To conclude, this untargeted peptidomic analysis to identify the effect of GLP-1R agonists treatment on the urinary peptidome of T2DM patients, indicated as a prominent finding the downregulation of MMP proteases, as identified by the downregulation of urinary collagen peptides on GLP-1R agonists treatment. Treatment with GLP-1R agonists also resulted in the decrease of SERPINA1, APOC3, CD99, CPSF6, CRNN, SERPINA6, HBA2, MB, VGF, PIGR and TTR peptides; indicating a potential benefit as many of these proteins express increased levels in T2DM patients.
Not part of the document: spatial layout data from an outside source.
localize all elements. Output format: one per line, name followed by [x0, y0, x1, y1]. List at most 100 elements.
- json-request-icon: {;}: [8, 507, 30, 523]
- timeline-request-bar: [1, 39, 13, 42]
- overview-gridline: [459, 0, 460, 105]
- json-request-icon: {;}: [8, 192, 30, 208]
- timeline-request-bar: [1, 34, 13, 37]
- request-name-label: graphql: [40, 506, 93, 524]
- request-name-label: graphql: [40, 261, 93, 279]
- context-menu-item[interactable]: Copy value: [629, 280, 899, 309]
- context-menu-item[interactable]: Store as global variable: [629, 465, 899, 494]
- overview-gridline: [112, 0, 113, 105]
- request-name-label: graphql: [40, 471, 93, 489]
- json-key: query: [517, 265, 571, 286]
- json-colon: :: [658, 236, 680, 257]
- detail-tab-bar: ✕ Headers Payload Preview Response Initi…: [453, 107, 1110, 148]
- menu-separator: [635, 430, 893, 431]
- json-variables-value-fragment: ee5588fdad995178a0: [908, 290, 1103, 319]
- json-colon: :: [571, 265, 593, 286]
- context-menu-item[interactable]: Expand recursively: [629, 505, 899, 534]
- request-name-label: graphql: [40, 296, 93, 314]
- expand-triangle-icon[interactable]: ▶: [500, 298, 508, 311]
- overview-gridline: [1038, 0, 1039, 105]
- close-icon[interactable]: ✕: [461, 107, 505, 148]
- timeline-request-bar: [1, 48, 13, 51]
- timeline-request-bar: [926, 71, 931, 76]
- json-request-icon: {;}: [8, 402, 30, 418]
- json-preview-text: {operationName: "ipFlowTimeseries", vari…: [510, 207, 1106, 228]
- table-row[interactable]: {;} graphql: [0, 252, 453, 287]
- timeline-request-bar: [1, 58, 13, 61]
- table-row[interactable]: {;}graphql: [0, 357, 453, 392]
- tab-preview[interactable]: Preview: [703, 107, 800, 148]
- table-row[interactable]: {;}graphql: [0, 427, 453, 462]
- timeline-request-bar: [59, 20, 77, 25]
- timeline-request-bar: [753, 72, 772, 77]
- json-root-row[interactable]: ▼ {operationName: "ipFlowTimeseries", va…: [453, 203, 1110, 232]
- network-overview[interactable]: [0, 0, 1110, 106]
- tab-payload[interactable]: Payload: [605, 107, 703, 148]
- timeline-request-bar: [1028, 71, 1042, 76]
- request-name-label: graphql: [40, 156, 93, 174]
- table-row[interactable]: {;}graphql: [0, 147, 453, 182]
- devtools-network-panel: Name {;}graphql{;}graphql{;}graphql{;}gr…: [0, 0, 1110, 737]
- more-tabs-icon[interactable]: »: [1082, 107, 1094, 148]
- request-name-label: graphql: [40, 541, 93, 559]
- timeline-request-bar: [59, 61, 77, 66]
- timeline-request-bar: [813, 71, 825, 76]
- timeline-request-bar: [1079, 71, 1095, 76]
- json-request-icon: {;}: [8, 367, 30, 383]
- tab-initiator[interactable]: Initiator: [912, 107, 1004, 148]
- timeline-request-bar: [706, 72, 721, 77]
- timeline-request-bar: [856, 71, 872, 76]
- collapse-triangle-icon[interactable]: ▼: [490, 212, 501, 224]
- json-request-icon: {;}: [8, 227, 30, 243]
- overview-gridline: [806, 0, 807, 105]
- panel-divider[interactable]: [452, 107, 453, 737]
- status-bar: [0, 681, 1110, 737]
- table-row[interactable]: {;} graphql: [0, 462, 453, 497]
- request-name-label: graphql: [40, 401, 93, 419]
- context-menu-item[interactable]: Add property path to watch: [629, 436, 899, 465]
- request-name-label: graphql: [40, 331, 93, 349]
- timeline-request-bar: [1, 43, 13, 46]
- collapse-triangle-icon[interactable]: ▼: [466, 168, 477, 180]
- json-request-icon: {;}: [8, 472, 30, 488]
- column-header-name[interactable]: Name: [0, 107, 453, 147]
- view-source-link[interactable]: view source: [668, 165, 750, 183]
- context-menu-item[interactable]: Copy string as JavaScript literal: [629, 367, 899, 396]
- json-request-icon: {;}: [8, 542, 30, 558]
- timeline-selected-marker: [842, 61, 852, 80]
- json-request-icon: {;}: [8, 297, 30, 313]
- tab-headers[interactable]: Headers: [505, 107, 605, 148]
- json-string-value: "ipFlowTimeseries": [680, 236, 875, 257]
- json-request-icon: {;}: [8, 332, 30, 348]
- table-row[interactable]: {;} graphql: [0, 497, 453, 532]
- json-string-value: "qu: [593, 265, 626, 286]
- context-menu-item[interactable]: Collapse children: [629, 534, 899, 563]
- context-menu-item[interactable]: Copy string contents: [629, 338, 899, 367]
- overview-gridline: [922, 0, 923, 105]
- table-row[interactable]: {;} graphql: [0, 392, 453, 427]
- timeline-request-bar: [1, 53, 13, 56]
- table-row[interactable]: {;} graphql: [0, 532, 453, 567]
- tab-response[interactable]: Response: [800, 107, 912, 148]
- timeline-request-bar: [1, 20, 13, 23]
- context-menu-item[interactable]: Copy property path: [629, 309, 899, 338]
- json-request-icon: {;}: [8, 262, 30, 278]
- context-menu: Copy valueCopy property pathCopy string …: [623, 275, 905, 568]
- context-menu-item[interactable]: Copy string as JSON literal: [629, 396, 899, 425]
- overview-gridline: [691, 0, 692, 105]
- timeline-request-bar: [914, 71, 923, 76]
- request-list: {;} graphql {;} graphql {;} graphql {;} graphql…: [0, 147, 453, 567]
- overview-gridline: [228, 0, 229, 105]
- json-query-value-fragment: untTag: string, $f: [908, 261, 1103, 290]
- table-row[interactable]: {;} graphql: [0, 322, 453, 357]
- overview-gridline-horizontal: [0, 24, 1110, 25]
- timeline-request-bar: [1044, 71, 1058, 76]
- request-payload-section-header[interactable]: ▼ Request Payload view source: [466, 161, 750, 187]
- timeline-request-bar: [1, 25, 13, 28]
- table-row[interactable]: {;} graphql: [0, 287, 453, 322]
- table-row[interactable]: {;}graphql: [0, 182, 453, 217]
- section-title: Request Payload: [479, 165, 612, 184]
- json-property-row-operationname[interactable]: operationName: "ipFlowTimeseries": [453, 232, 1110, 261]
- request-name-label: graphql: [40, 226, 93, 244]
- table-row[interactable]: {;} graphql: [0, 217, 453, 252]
The results also merit the possibility of larger cohort studies to further understand the impact on underlying molecular mechanisms such as insulin resistance and inflammation, behind the findings.
Associated data
Data will be made available upon request directed to the corresponding author. Proposals will be reviewed and approved by the investigators and collaborators based on scientific merit. After approval of a proposal, data will be shared through a secure online platform.